Peter D. Welch was a scientist and researcher in the area of computer simulation, as well as applied mathematics, applied statistics, and computer science. A former IBM researcher, he is best known for his work with Welch's method to reduce signal noise.

==Education==
Welch attended University of Chicago. He received his M.S. in Mathematics from the University of Wisconsin (1951), M.S. in Physics from New Mexico State University (1956) and Ph.D. in mathematical statistics from Columbia University (1963).

==Career==
Welch joined IBM Research at the Thomas J. Watson Research Center in Yorktown Heights, New York, where he conducted research and development for over three decades. At IBM Research he worked in the areas of speech recognition, spectral estimation, queueing theory, seismic signal processing, fast Fourier methodology, pattern recognition, computer and communication system performance modeling, simulation output analysis, and graphics system design.

Welch played a role in promoting simulation as a rigorous discipline during his service as the Simulation Department Area Editor of Operations Research (1983-1987).
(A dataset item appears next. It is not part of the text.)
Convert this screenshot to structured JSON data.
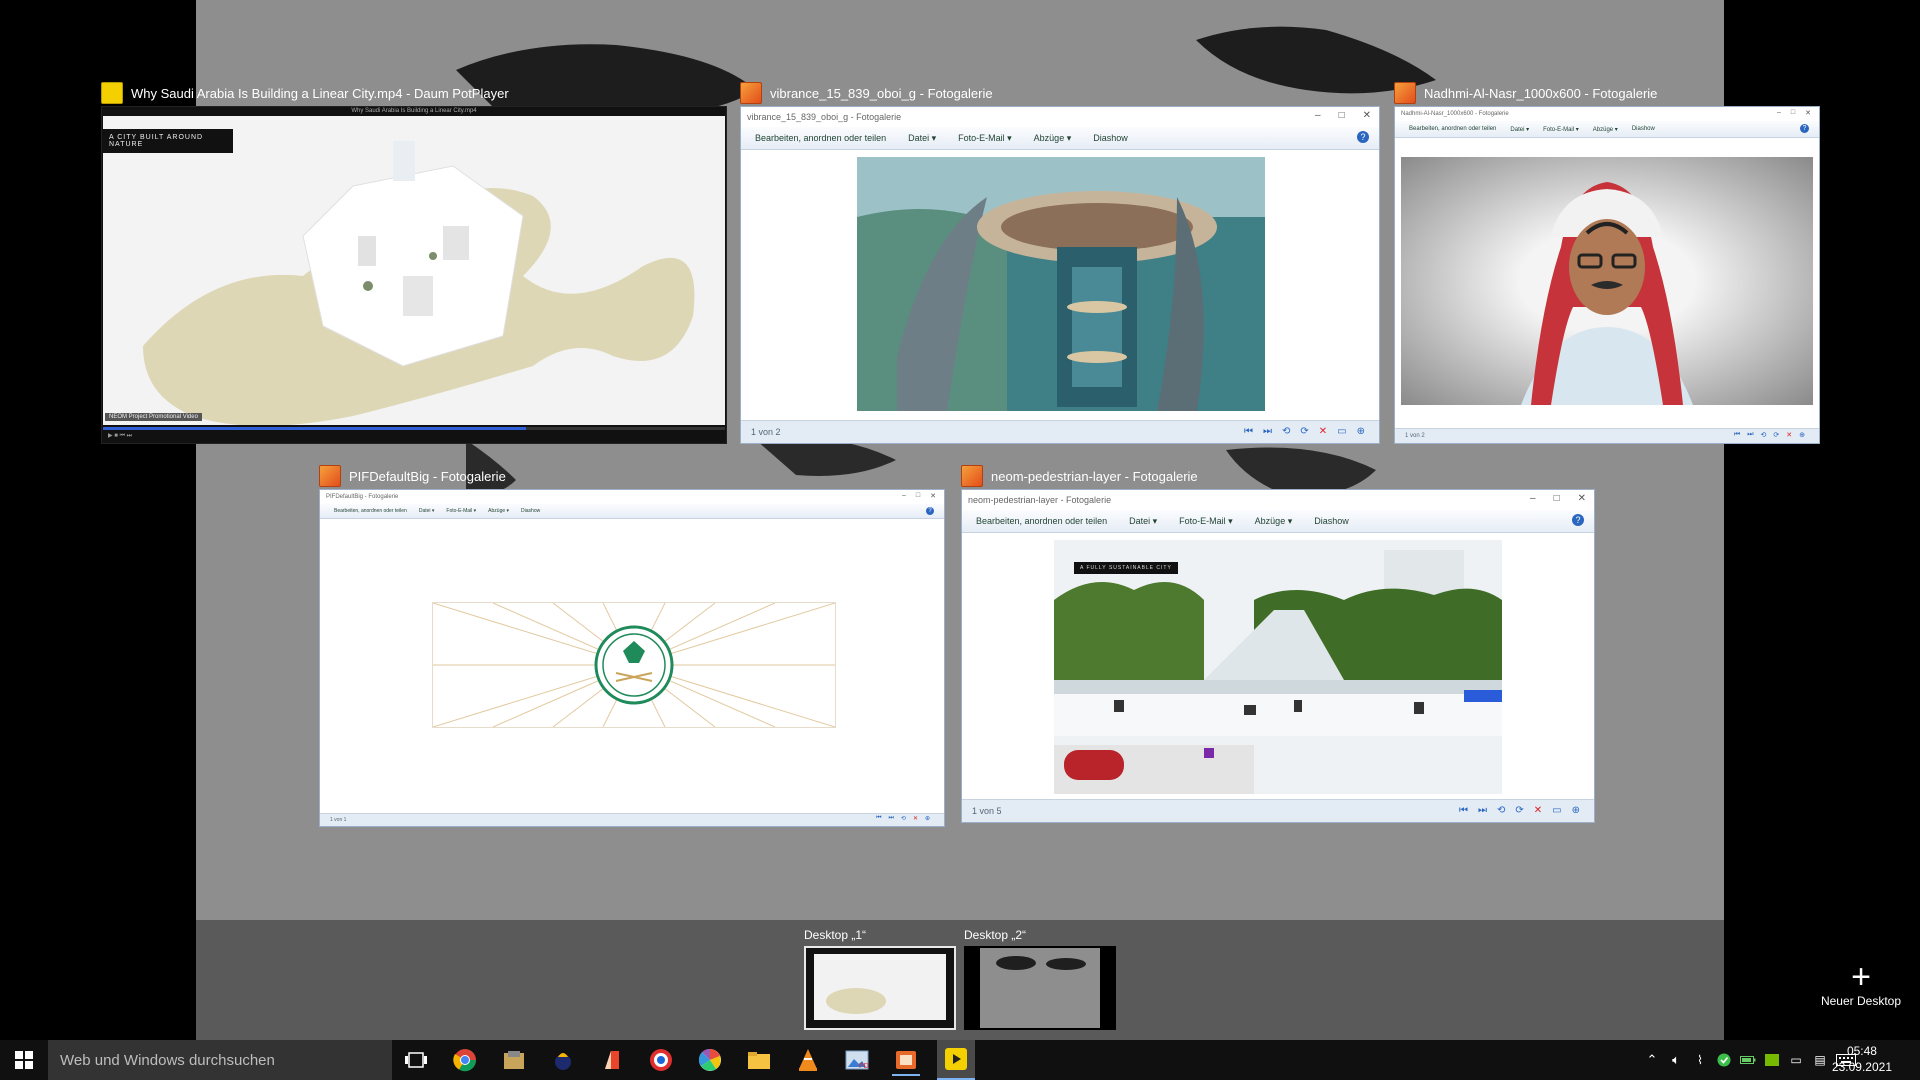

Welch's paper on the "use of fast Fourier transform for the estimation of power spectra" or Welch's method, has been cited over 5,000 times and remains widely used to reduce noise caused by imperfect and finite data.

Welch died in 2023, at the age of 94.

==Awards==
Welch received the Institute for Operations Research and Management Sciences (INFORMS) Simulation Society "Distinguished Service Award" in 2010 and its "Lifetime Professional Achievement Award" in 2013. The INFORMS Lifetime Professional Achievement Award cites Welch's 62-year career marked by "contributions of fundamental importance not only in the field of computer simulation but also in the broader fields of applied mathematics, applied statistics, computer science." Since the mid-1970s, states INFORMS, "Peter has made groundbreaking contributions to the theory and practice of computer simulation, to the dissemination of knowledge in that field, and to the development of simulation-related software systems."